At this stage Mary was almost ready to streak past me at something like the full speed of the moped – probably about 30 mph. I was standing in the middle of the road, and I reached out to try and help as she whizzed past. It was futile, but what could I do? All that happened was the tiniest touch of the index finger of my right hand, brushing against her arm. That was it, but something did happen. It felt strange. It was like a transfer of energy or insight or wisdom. That tiniest touch was more than just a touch.
Immediately, the engine began to slow down. Mary had turned down the throttle.“Hit the brakes”, I yelled, since even while decelerating, Bailey Line Road would end soon with those boulders. She continued to slow down. Panic morphed into relief with a tinge of anger. “What happened?” I yelled, panting, as I ran up to the moped. “Did the throttle stick?” I grabbed the handle grip before she could answer, testing it for myself. It worked perfectly. Every time you let go, spring pressure brought it back to idel. “The throttle’s fine, so what happened? Why couldn’t you stop?”
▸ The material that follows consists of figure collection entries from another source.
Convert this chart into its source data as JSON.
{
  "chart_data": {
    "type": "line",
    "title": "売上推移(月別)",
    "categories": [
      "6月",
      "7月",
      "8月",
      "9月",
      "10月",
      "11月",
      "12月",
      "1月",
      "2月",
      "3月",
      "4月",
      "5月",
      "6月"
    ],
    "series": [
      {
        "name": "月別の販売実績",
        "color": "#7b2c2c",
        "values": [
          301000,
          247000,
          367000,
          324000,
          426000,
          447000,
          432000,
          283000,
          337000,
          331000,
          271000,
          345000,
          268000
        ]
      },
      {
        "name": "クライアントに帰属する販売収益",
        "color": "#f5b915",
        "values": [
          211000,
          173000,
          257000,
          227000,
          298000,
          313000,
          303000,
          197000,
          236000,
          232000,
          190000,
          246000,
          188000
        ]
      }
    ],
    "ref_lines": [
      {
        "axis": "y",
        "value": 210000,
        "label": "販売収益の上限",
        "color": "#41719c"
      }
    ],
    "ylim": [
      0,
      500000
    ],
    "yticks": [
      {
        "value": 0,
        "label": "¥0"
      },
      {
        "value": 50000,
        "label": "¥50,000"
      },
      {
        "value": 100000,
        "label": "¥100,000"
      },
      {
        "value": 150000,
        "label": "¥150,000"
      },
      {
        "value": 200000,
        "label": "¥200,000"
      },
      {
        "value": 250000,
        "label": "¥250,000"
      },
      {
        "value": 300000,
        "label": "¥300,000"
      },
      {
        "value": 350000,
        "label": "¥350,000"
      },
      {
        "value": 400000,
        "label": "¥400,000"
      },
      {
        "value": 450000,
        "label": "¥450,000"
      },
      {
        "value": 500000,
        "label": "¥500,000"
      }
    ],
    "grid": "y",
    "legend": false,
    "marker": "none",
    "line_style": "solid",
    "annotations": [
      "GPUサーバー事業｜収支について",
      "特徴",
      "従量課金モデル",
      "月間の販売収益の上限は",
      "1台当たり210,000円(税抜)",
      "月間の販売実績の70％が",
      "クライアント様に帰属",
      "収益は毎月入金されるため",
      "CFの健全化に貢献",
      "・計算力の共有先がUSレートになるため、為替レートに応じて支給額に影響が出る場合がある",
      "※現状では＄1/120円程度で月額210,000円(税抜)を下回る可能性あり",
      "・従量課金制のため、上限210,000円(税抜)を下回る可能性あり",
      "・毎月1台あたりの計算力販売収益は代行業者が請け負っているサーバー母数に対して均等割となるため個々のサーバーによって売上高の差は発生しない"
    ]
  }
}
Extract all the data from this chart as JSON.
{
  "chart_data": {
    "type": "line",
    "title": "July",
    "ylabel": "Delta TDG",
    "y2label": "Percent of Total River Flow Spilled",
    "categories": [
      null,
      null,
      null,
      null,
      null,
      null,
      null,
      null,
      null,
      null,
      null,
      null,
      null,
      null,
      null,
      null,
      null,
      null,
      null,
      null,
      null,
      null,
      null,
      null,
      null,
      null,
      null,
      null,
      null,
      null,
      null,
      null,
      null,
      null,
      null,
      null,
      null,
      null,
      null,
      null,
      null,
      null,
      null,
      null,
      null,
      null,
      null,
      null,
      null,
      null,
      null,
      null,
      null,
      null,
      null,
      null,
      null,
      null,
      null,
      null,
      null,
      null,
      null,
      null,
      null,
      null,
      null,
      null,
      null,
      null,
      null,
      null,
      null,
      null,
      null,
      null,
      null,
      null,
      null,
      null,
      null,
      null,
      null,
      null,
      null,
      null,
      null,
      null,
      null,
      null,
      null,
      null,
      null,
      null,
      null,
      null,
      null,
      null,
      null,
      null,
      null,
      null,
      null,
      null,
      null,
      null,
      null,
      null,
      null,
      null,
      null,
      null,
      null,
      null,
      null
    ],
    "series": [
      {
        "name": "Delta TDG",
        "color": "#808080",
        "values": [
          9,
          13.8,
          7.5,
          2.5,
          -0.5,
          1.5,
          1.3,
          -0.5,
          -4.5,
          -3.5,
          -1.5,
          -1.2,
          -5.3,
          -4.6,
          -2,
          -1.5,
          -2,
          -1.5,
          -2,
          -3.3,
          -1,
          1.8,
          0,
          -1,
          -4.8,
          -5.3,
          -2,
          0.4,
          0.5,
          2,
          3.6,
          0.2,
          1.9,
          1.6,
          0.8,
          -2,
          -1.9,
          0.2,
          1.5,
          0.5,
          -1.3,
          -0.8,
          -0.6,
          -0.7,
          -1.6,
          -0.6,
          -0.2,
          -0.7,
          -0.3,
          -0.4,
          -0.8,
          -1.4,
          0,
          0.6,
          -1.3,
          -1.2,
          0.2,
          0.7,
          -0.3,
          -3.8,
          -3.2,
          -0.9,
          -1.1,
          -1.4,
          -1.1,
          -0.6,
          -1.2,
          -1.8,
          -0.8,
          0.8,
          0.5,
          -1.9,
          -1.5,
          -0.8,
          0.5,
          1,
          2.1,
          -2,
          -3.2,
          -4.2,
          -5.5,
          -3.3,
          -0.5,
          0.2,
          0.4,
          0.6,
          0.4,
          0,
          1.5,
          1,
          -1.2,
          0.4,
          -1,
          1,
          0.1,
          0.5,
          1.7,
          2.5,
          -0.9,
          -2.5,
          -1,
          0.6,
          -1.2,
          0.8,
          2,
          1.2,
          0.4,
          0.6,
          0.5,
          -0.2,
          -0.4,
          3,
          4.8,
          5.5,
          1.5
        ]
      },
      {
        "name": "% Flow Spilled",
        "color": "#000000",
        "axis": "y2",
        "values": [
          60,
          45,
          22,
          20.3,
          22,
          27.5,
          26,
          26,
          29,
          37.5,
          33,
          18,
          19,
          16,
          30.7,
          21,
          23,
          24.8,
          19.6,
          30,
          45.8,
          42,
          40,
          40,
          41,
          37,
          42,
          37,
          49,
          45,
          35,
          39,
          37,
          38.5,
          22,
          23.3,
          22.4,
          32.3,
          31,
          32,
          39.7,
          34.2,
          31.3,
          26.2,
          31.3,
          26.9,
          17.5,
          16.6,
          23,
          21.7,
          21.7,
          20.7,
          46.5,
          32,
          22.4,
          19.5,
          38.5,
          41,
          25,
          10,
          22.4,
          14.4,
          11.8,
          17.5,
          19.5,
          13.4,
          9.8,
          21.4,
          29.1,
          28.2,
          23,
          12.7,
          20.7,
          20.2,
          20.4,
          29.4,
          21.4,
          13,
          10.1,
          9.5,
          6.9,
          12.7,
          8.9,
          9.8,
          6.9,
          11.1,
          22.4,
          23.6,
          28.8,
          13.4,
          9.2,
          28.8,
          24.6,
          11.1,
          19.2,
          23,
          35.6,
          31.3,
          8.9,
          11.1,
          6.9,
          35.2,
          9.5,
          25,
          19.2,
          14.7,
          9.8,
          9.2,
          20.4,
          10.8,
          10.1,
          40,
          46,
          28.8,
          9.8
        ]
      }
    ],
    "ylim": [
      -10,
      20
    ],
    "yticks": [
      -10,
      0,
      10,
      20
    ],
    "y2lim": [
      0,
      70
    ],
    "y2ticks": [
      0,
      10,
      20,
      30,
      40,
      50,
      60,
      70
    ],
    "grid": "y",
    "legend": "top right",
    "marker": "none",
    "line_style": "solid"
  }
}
Mary had no explanation. She still doesn’t. Near as I can tell, she gave the moped too much gas at first on that last run and got scared enough that she forgot how to throttle back. Panic clouded what she’d learned for the first time about throttles and motorcycles a few minutes earlier, and mounting speed made things worse. The rest was helplessness of the kind that should keep all of us humble and aware of one big thing. Human beings are fragile, and none of us are ever very far from an abrupt end.